2019 yılında Yahudi aleyhtarlığı tırmanışını sürdürdü. Fransa’da mezarlıklara yapılan saldırılar, New Jersey’de markete yapılan saldırı, yine ABD’de Hamursuz Bayramında sinagoga yapılan saldırı 2019 yılında antisemit olaylarının başında geldi.

Antisemitizme yasal boyutta en sert tepki Fransa’dan geldi. Fransa anti-Siyonizm’in antisemitizm olduğunu, başka bir deyişle İsrail karşıtlığının Yahudi düşmanlığı olduğunu yasalaştırdı.

Fransa demişken, ülke 2019 yılında değişik zorluklar yaşadı ve yaşamaya devam edecek gibi duruyor. Önce sarı yeleklilerin sistematik eylemlerine maruz kalan Fransa, manevi değeri Fransız halkı için çok büyük olan tarihi Notre Dame katedralinin yanmasıyla sarsıldı. Şimdilerde ise Macron’un çıkartmaya çalıştığı emeklilik reformu yasası sebebiyle Fransızlar grevde. Sağdan ve soldan ümidini kesen özellikle demokrat Fransız kesim tarafından seçilen Macron, umulanı vermekten son derece uzak kaldı. Her seçimde daha da güçlenen aşırı sağcı Ulusal Cephe’nin daha fazla güçlenmesi ve hatta iktidara gelmesi Avrupa için oldukça tehdit edici bir sonucu olur.

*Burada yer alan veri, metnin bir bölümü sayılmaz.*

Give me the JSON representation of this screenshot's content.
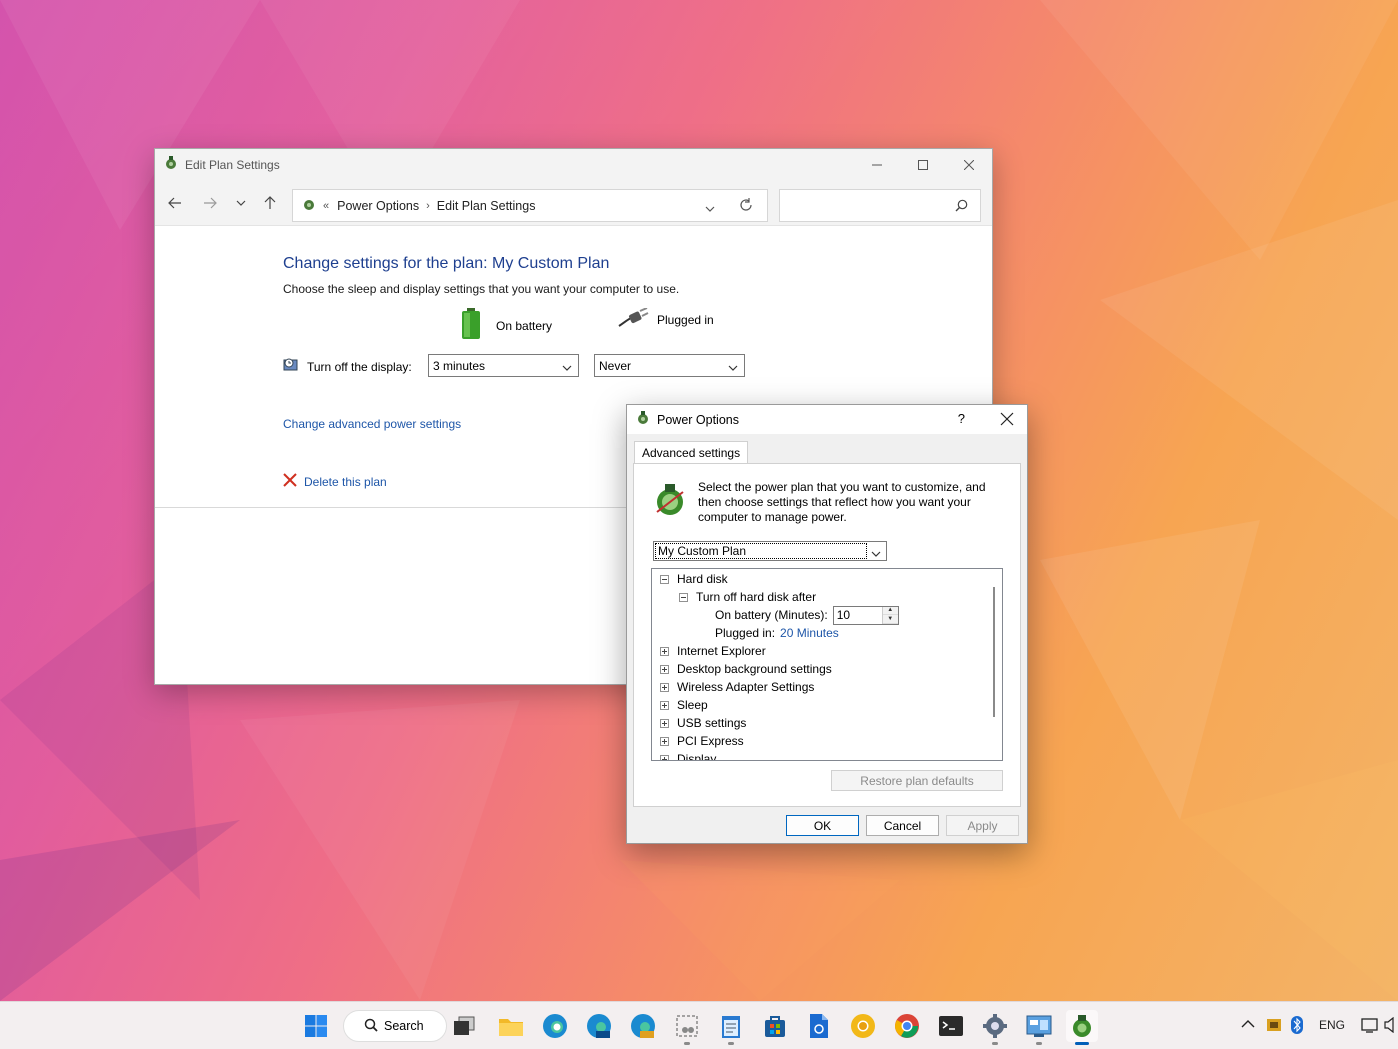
{
  "main_window": {
    "title": "Edit Plan Settings",
    "breadcrumb": [
      "Power Options",
      "Edit Plan Settings"
    ],
    "heading": "Change settings for the plan: My Custom Plan",
    "subtext": "Choose the sleep and display settings that you want your computer to use.",
    "on_battery_label": "On battery",
    "plugged_in_label": "Plugged in",
    "display_label": "Turn off the display:",
    "display_battery_value": "3 minutes",
    "display_plugged_value": "Never",
    "advanced_link": "Change advanced power settings",
    "delete_link": "Delete this plan"
  },
  "dialog": {
    "title": "Power Options",
    "help": "?",
    "tab": "Advanced settings",
    "intro": "Select the power plan that you want to customize, and then choose settings that reflect how you want your computer to manage power.",
    "plan_value": "My Custom Plan",
    "tree": {
      "hard_disk": "Hard disk",
      "turn_off_after": "Turn off hard disk after",
      "on_battery_label": "On battery (Minutes):",
      "on_battery_value": "10",
      "plugged_in_label": "Plugged in:",
      "plugged_in_value": "20 Minutes",
      "collapsed": [
        "Internet Explorer",
        "Desktop background settings",
        "Wireless Adapter Settings",
        "Sleep",
        "USB settings",
        "PCI Express",
        "Display"
      ]
    },
    "restore_button": "Restore plan defaults",
    "ok_button": "OK",
    "cancel_button": "Cancel",
    "apply_button": "Apply"
  },
  "taskbar": {
    "search_label": "Search",
    "language": "ENG"
  },
  "colors": {
    "heading": "#1e3f8f",
    "link": "#1e56a8",
    "accent": "#0067c0"
  }
}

AB ise şimdilik dağılmazken Britanya Krallığı uzun uğraşlar sonunda ülkeyi AB’den çıkartacak başbakanını seçti. Yapılan genel seçimlerde Muhafazakar Parti oylarını arttırırken, İsrail aleyhtarlığı ile bilinen yani yeni jargona göre Yahudi düşmanı Jeremy Corbyn liderliğindeki İşçi Partisi hatırı sayılır derecede oy kaybetti ve Corbyn İngiliz siyasetinde ciddi bir varlık gösteremeden siyaset sahnesinden çekilmiş oldu.

2019 yılında gerek demokratik hakların kaybedilmesi korkusu, gerek ekonomik sıkıntılar sebebiyle insanlar sokaklara döküldü. Hong Kong’da, Latin Amerika’da, İran’da, Irak’ta, Lübnan’da protesto yürüyüşleri düzenlendi. İran ve Irak’taki protestolarda çok sayıda sivil can verdi ve bu ölümlerin çok azı basında yer buldu.

2019 yılı başta yazdığım gibi tarihsel olayların yaşanmadığı ancak tarihsel olayların yaşanacağı yıllara bir hazırlık niteliğindeydi. 2020’nin de çok farklı geçeceği söylenemez. Ancak hiç şüphesiz 2021 yılı, özellikle 2020’nin 2019’un ataletiyle devam etmesi halinde çok sancılı geçecektir.